Paul Cook, Steve Jones, Glenn Matlock y el joven Frank Carter nos visitarán este verano para que podamos comprobar que el espíritu del punk original está a buen recaudo. Las citas son el 10 de julio en el festival Crüilla (Barcelona), el 18 en RockLand Art Fest (Santo Domingo de la Calzada, La Rioja) y el 19 en Tsunami Xixón (Gijón). Para celebrarlo ahí va esta crónica de la tragicómica gira estadounidense que fulminó a la formación original, ahora documentada en Live in the U.S.A. 1978, que Universal publica en un boxset de tres CDs o en tres vinilos dobles.
Cuando el 3 de enero de 1978 aterrizan en Nueva York, los Sex Pistols se encuentran con el peor escenario posible. Una gira planeada por su maestro titiritero, Malcolm McLaren, con intención de ignorar las capitales de la industria musical, Los Angeles y Nueva York. Costeada en parte por su discográfica estadounidense Warner, cuyos responsables iban a vigilar su inversión —un adelanto de doscientos cincuenta mil dólares y una fianza impuesta por el departamento de inmigración de un millón— rodeando al grupo de un equipo de seguridad que les llevase sanos y salvos hasta el destino final… y mantuviese a raya al imposible Sid Vicious. A esto hay que añadir la horda de periodistas, británicos y estadounidenses, que seguían aquel carnaval buscando el titular ignífugo, agentes de la brigada antivicio y los jefes de policía locales de las ciudades que pisaban.

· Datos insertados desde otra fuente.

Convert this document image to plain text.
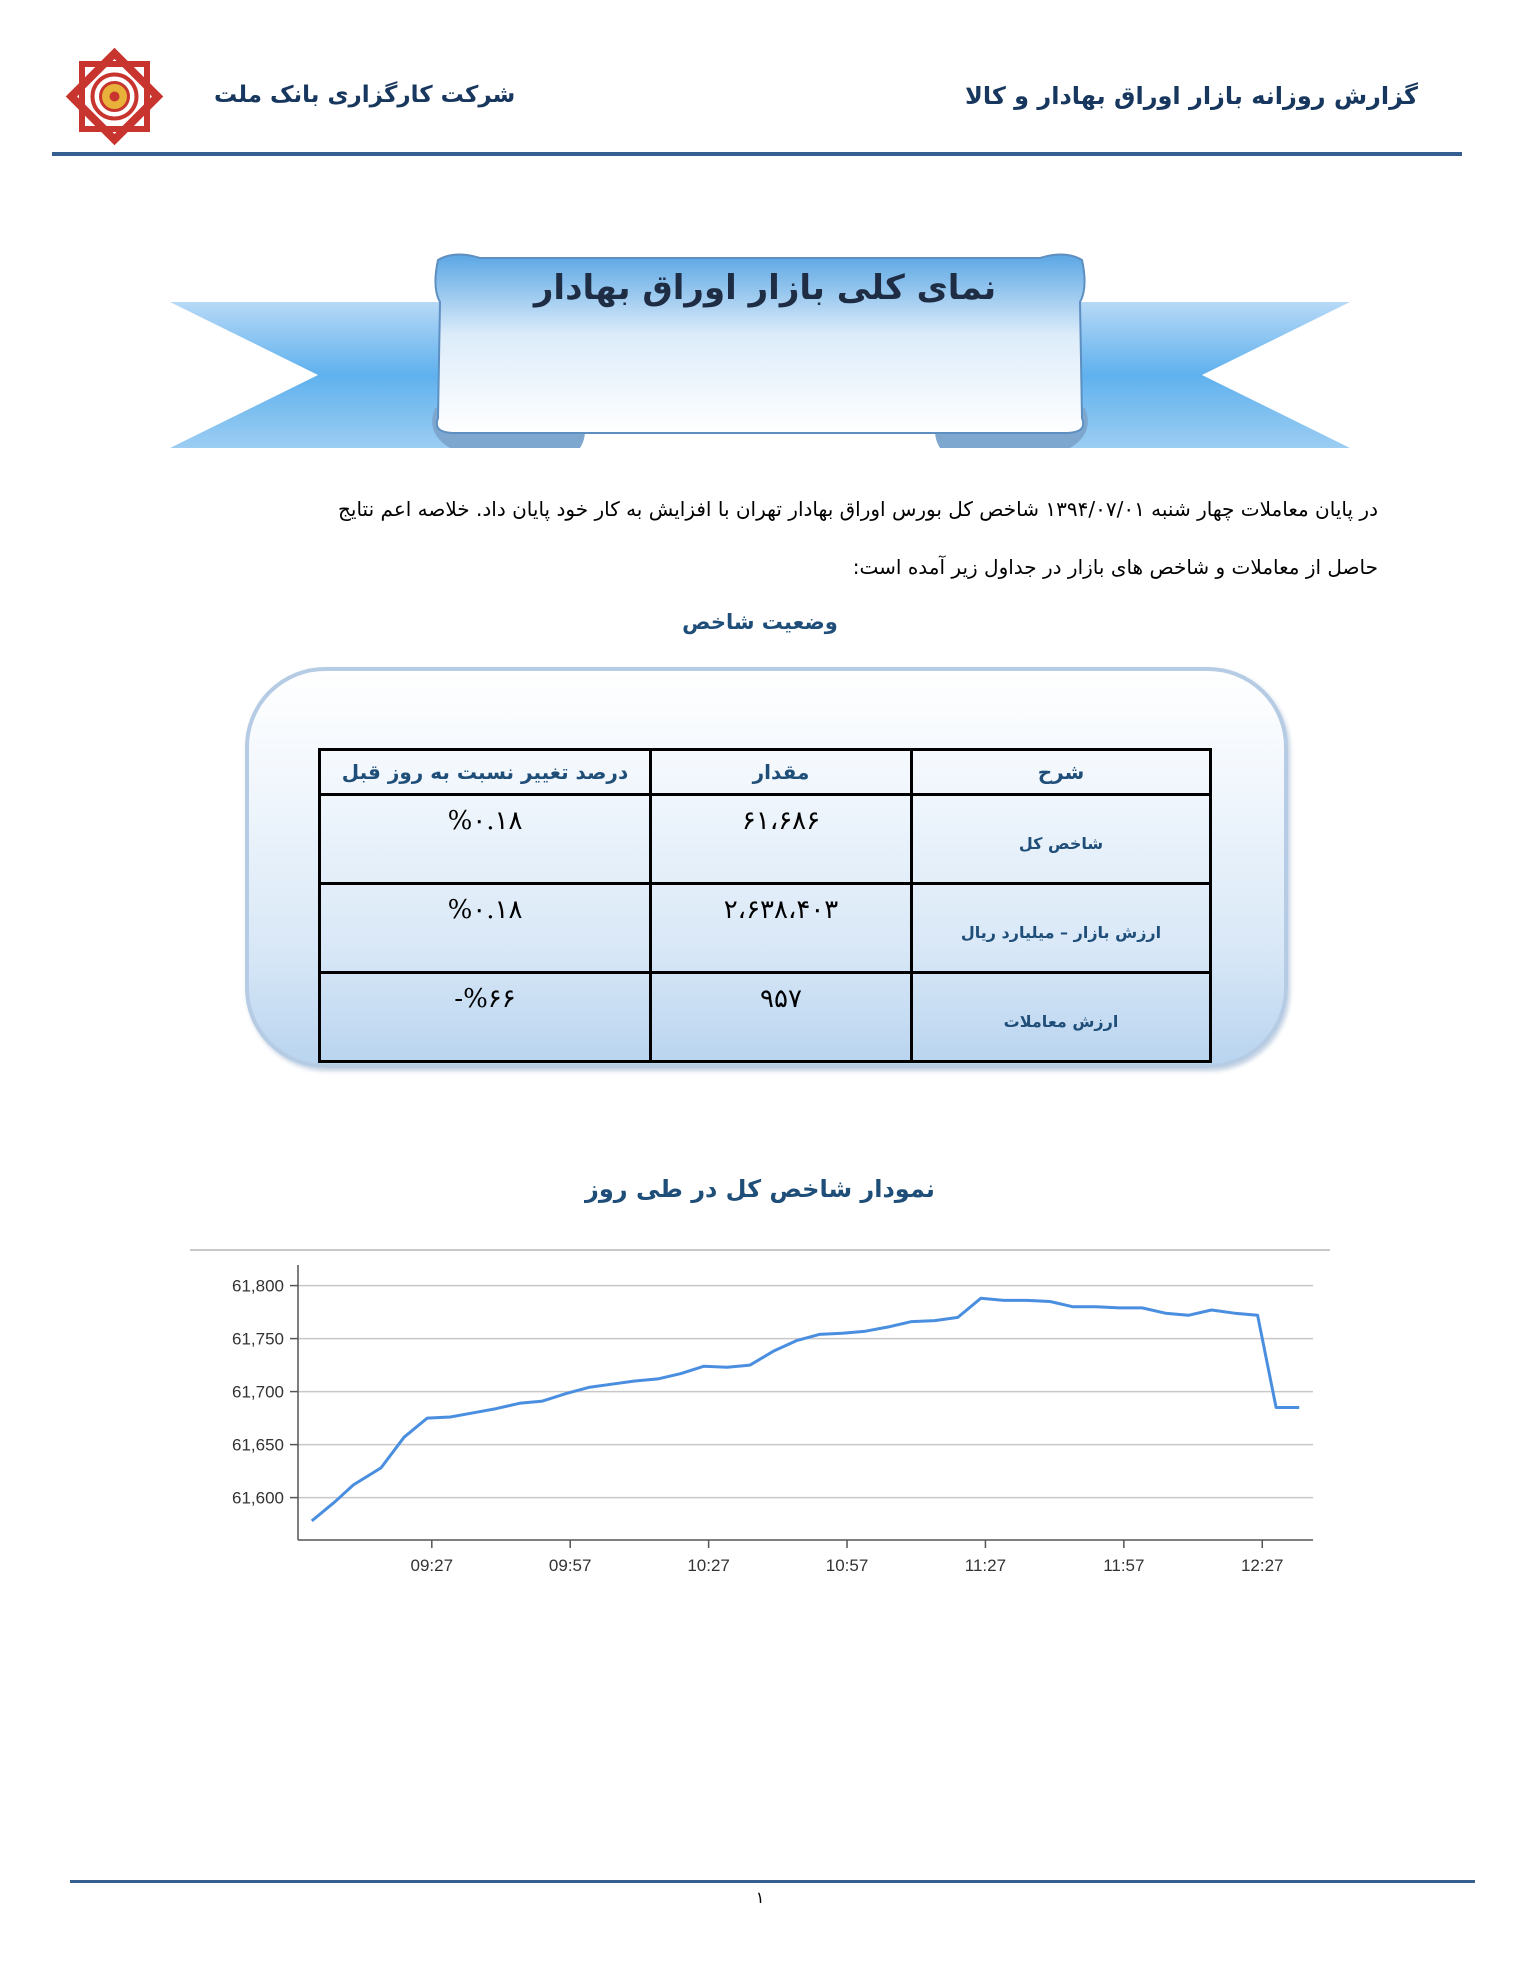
شرکت کارگزاری بانک ملت	گزارش روزانه بازار اوراق بهادار و کالا
نمای کلی بازار اوراق بهادار
در پایان معاملات چهار شنبه ۱۳۹۴/۰۷/۰۱ شاخص کل بورس اوراق بهادار تهران با افزایش به کار خود پایان داد. خلاصه اعم نتایج
حاصل از معاملات و شاخص های بازار در جداول زیر آمده است:
وضعیت شاخص
شرح	مقدار	درصد تغییر نسبت به روز قبل
شاخص کل	۶۱،۶۸۶	%۰.۱۸
ارزش بازار – میلیارد ریال	۲،۶۳۸،۴۰۳	%۰.۱۸
ارزش معاملات	۹۵۷	-%۶۶
نمودار شاخص کل در طی روز
61,600
61,650
61,700
61,750
61,800
09:27	09:57	10:27	10:57	11:27	11:57	12:27
۱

“Aquella gira americana estuvo plagada por la paranoia”, recordaba el batería Paul Cook. “Y Malcolm no ayudaba, nos decía que había gente siguiéndonos y que tuviésemos cuidado. A veces había una pareja de policías con pistolas a ambos lados del escenario. Sentí que iban a matar a alguien en cualquier momento, aquello era muy fuerte. Y ese estúpido equipo de rodaje siguiéndonos por todas partes. Había tantos pirados esperando a pegártela…”.
Si a nivel promocional la idea de McLaren era presentar a sus chicos ante públicos lo más cerriles y reaccionarios posible, logísticamente la gira parecía montada por un psicópata. Fechas al azar en puntos geográficos alejados entre sí, lo que obligaba a viajar en zigzag por varios estados en uno de los inviernos más fríos de la década. Por problemas en la expedición de unos visados que, debido al historial de detenciones de los músicos, solo permitían su estancia durante dos semanas, tuvieron que cancelarse los primeros conciertos en Pennsylvania, Chicago, Cleveland y Virginia, y solo se mantuvieron las fechas en el Sur, elegidas por McLaren con obvia intención pendenciera.
El primer concierto documentado en Live in the U.S.A. 1978 es el del 5 de enero en el South East Music Hall de Atlanta, Georgia, donde «New York» y «God Save the Queen» —con el bajista Sid Vicious desmintiendo en parte su inutilidad como instrumentista, mientras el guitarrista Steve Jones chapurrea acordes— suenan descacharradas, redimidas en parte por unas potentes «Problems» y «Pretty Vacant».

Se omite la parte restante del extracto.